Charity vs. Development

by Jordi Sánchez-Cuenca

Every year, with the aim of alleviating poverty, hundreds of millions of US Dollars and Euros are mobilized by governments and NGOs in the global North to build housing and infrastructure for the poor in the global South. However, much, if not most, of these funds do not deal in any way with the reasons why hundreds of millions of people live in extremely precarious houses, without the most basic infrastructure services and are permanently terrorized by the possibility of being forcedly evicted. This sort of aid is normally done in the name of Charity, a gigantic phenomenon through which government and well-off families in the North relief their ashamed consciousness. This massive display of well intentioned altruism, more often than not, does not achieve its objective: alleviating poverty. It rather alleviates global North’s sleeplessness.
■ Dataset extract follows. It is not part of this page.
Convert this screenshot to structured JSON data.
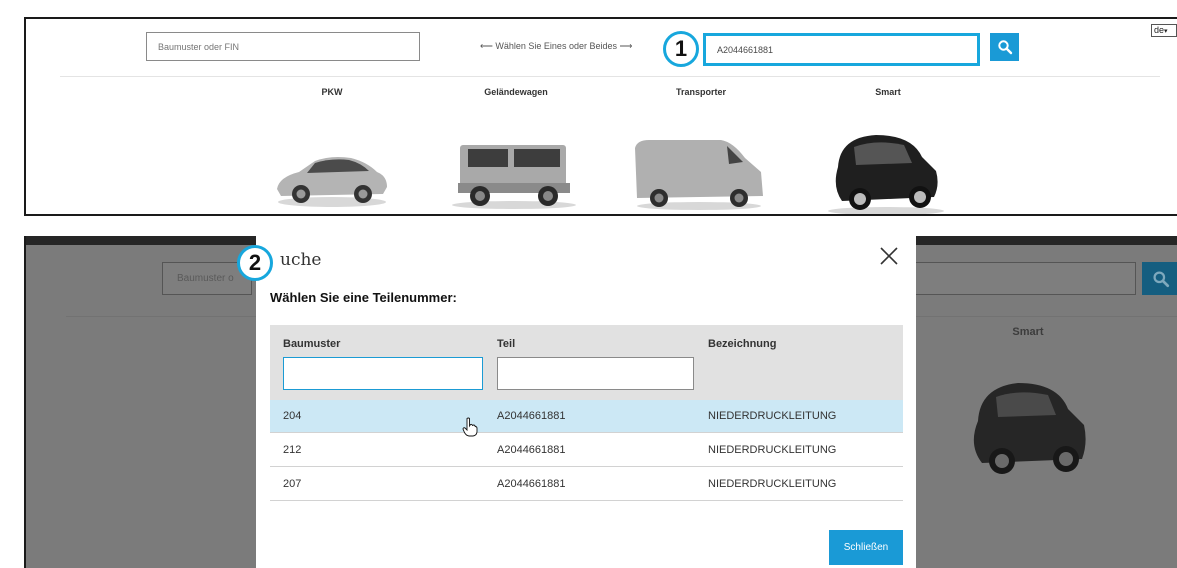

He and his neighbours need more than a new toilet. Image source: Whale

This does not mean that there should not be donations and altruism, rather the contrary. The problem is a conceptual one; it is a matter of the approach through which their donations are made use of. Experience tells us that charity, more than anything, means applying patches on the system failures. Charity rarely leads to development, because its effects rapidly disappear, it substitutes the role of local governments in serving their citizens and becomes an excuse for authorities to skip their responsibilities, it easily ends up benefiting those who do not need aid and it often creates a perverse self-perpetuating dependency between poverty and arbitrary goodwill.

If altruism is to meet its objective, it needs to assimilate that development means change in the broad sense, not just foreign-paid construction. Development aid aimed at alleviating poverty in the long run, first, implies challenging structural forces that perpetuate poverty; second, it implies institutionalizing democratic processes through which power is decentralized towards a fairer and more transparent use of public resources, which means involving the poor in choosing priorities and sharing the responsibility of such choices; third, it implies capacitating local governments in managing public affairs in a more democratic and efficient manner; and it implies capacitating the civil society in getting involved in an organized and effective manner. In short, all efforts aimed at relieving the poor from their lack of adequate housing and infrastructure should have participatory democratic governance as its main component.